I'm having the same category but a different strain of block with the horror project - rereading it over and over and seeing that this thing needs a million years of work before it approaches good, even discounting the fact that 75% of it is unwritten. I know that I have the skill and stamina (and scissors) necessary to do this, but I keep trying to do it now instead of blazing ahead with the rest of the work and going back to edit. I know that I will edit better if I do this, because I will have more plot and more character ideas to draw on once I've gone further in the manuscript and come up with more things, but instead I'm doing things like going back and writing essentially the same contemplation for my main character twice, in two different places, to take up space. Shitty, Coldiron. Shitty.
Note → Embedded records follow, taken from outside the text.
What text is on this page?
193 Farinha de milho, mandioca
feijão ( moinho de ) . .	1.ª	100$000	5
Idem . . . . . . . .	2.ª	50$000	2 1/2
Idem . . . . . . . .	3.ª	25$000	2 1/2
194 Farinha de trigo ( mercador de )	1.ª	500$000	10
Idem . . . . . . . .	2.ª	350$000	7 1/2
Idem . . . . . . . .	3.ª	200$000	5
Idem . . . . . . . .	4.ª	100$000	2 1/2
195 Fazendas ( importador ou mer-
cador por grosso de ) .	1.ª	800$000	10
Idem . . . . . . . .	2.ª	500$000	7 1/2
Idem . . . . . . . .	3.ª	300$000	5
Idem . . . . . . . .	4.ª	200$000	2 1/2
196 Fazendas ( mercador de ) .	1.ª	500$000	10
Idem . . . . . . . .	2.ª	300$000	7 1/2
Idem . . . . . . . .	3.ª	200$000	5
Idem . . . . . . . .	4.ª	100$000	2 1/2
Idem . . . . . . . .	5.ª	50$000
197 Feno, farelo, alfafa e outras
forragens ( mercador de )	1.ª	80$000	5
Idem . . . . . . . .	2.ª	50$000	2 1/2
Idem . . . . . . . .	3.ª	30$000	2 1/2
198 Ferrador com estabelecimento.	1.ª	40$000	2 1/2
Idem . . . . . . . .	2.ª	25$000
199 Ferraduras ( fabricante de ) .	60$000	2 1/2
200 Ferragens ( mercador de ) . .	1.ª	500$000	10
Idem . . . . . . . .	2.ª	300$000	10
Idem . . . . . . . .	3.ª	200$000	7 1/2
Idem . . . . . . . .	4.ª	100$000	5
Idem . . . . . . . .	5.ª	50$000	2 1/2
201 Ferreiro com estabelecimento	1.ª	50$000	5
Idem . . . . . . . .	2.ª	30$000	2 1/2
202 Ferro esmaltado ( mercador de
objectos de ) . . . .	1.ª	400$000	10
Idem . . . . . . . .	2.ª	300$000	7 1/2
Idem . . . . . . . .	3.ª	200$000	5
Also, I need to come up with more stuff that will happen for the rest of the book. I have a solid 20,000 words of stuff happening, but I need another 60,000, and I'm not sure if I actually have more than another 20,000. I could pad, a lot, and I have a sort a crazy direction that I could take the book such that a third or a half of it would be completely different from the pop-horror I imagined when I started it. But I feel a little helpless (and a lot spread too thin) when I think about it. Unlike other projects, I don't have every detail of this book fixed in my mind. With Falling Leaves, I knew every single thing that had happened and every thing that was going to happen - even unto additional books - when I was writing any given paragraph. In this one I'm not even sure I know the backgrounds of some of my supporting characters, and my main character is turning out to be a bore. The range of specificity in atmospheric details is jagged as hell. My timeline of events is not working.
This book has major problems, is what I'm saying. Little voices are starting to tell me to junk it entirely and work on the projects that have fewer problems, if less promise. But I don't want to junk it. This is a good idea, and I think it'll be a good book. I just have to find a way to focus on it, and to keep putting words on the page. It's going to take more focus than I have right now just to write it, and I have no idea how I'm going to find the focus to edit and rewrite it into something cohesive, when the time comes.
Frankly, and a bit crazily, the biggest emotion I feel about all this is gratitude. I know that I will learn a lot of bare-bones stuff about being a writer from this project. I think I will literally have to cut pages up and rearrange them on the floor of my living room in order to make sense of the final draft, and that will certainly be a new experience.